Nach der Finanzkrise von 2008 entwickelte sich die Gruppe der G20-Staaten, die zusammen für 85 Prozent der weltweiten Wirtschaftsleistung verantwortlich sind, zum wichtigsten internationalen Wirtschaftsforum. Sie wurde mit dem erklärten Ziel gegründet, ihre Wirtschaftspolitik zu koordinieren, weltweites Wachstum zu fördern und angesichts der schwersten wirtschaftlichen Rezession seit der Großen Depression der 1930er Jahre eine Rückkehr zum Protektionismus zu verhindern.

Es ist bezeichnend für den Zustand der Weltwirtschaft, dass acht Jahre später während des zweitägigen Gipfeltreffens der Regierungschefs der G20-Staaten in Hangzhou keine koordinierten Maßnahmen zur Förderung der Weltwirtschaft beschlossen wurden, obwohl ihr diesjähriges Wachstumsniveau eines der niedrigsten seit dem offiziellen Ende der Rezession ist. Auch die Spannungen zwischen den Großmächten verschärfen sich und das Ausmaß protektionistischer Maßnahmen wächst.

Eines der größten Konfliktfelder ist die Frage der sogenannten Überkapazität in der Stahlindustrie. Die USA, Europa und Japan behaupten, China würde die Weltmärkte mit billigem Stahl überschwemmen, was zu Arbeitsplatzabbau und Werksschließungen führe. China müsse daher Maßnahmen ergreifen, um seine Produktion zu verringern.

Die chinesische Regierung ist bereit, die Produktion bis 2020 um 100 bis 150 Millionen Tonnen zu senken, was etwa dreizehn Prozent ihrer Kapazität entspricht. Allerdings hält sie die niedrige weltweite Nachfrage für das Hauptproblem.

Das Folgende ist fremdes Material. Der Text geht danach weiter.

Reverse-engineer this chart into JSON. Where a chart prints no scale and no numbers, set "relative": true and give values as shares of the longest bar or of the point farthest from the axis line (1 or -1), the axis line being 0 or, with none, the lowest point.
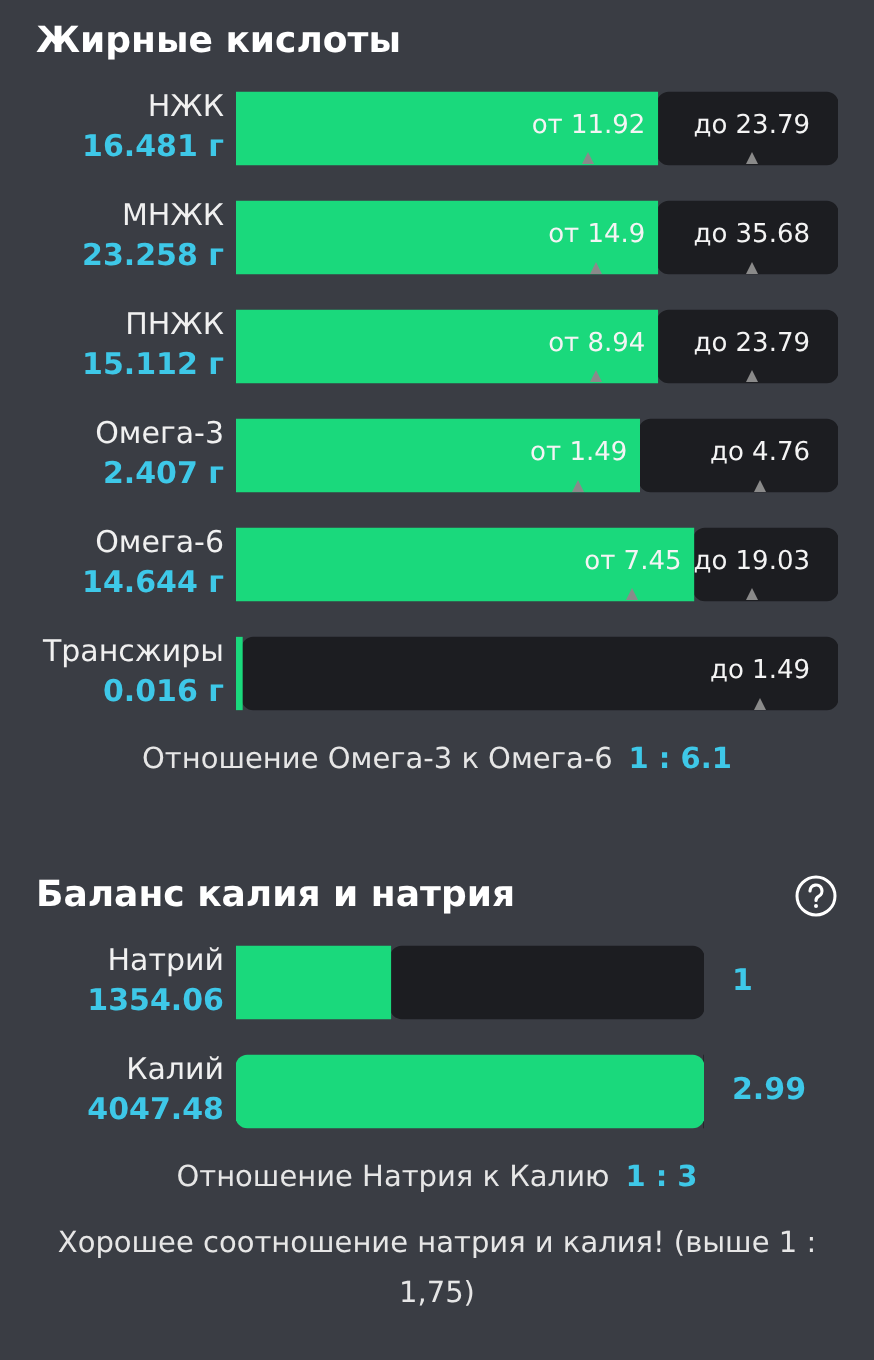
{
  "chart_data": [
    {
      "type": "bar",
      "orientation": "horizontal",
      "stacked": true,
      "relative": true,
      "title": "Жирные кислоты",
      "categories": [
        "НЖК\n16.481 г",
        "МНЖК\n23.258 г",
        "ПНЖК\n15.112 г",
        "Омега-3\n2.407 г",
        "Омега-6\n14.644 г",
        "Трансжиры\n0.016 г"
      ],
      "series": [
        {
          "color": "#1ad97c",
          "values": [
            0.7,
            0.7,
            0.7,
            0.67,
            0.76,
            0.01
          ]
        },
        {
          "color": "#1c1d21",
          "values": [
            0.3,
            0.3,
            0.3,
            0.33,
            0.24,
            0.99
          ]
        }
      ],
      "annotations": [
        {
          "text": "от 11.92",
          "x": 0.7,
          "y": "НЖК\n16.481 г"
        },
        {
          "text": "до 23.79",
          "x": 1.0,
          "y": "НЖК\n16.481 г"
        },
        {
          "text": "от 14.9",
          "x": 0.7,
          "y": "МНЖК\n23.258 г"
        },
        {
          "text": "до 35.68",
          "x": 1.0,
          "y": "МНЖК\n23.258 г"
        },
        {
          "text": "от 8.94",
          "x": 0.7,
          "y": "ПНЖК\n15.112 г"
        },
        {
          "text": "до 23.79",
          "x": 1.0,
          "y": "ПНЖК\n15.112 г"
        },
        {
          "text": "от 1.49",
          "x": 0.67,
          "y": "Омега-3\n2.407 г"
        },
        {
          "text": "до 4.76",
          "x": 1.0,
          "y": "Омега-3\n2.407 г"
        },
        {
          "text": "от 7.45",
          "x": 0.76,
          "y": "Омега-6\n14.644 г"
        },
        {
          "text": "до 19.03",
          "x": 1.0,
          "y": "Омега-6\n14.644 г"
        },
        {
          "text": "до 1.49",
          "x": 1.0,
          "y": "Трансжиры\n0.016 г"
        },
        "Отношение Омега-3 к Омега-6",
        "1 : 6.1"
      ]
    },
    {
      "type": "bar",
      "orientation": "horizontal",
      "stacked": true,
      "relative": true,
      "title": "Баланс калия и натрия",
      "categories": [
        "Натрий\n1354.06",
        "Калий\n4047.48"
      ],
      "series": [
        {
          "color": "#1ad97c",
          "values": [
            0.33,
            1.0
          ]
        },
        {
          "color": "#1c1d21",
          "values": [
            0.67,
            0
          ]
        }
      ],
      "annotations": [
        {
          "text": "1",
          "x": 1.0,
          "y": "Натрий\n1354.06"
        },
        {
          "text": "2.99",
          "x": 1.0,
          "y": "Калий\n4047.48"
        },
        "Отношение Натрия к Калию",
        "1 : 3",
        "Хорошее соотношение натрия и калия! (выше 1 : 1,75)"
      ]
    }
  ]
}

Der chinesische Präsident Xi Jinping und US-Präsident Barack Obama trafen sich am Samstag vor Beginn der offiziellen Veranstaltungen und diskutierten u.a. über die Stahlproduktion. Laut einer chinesischen Zusammenfassung der Diskussion anerkannten China und die USA beide „strukturelle Probleme“, darunter „überschüssige Kapazitäten in einigen Industriebereichen, die durch einen niedrigen globalen Wirtschaftsaufschwung und eine gedämpfte Marktnachfrage verschärft wurden.“ Beide Länder anerkannten auch, dass die „überschüssige Kapazität in der Stahlindustrie und anderen Branchen eine globale Frage ist, die eine globale Antwort erfordert.“ Ähnlich äußerten sie sich auch über die Aluminiumindustrie.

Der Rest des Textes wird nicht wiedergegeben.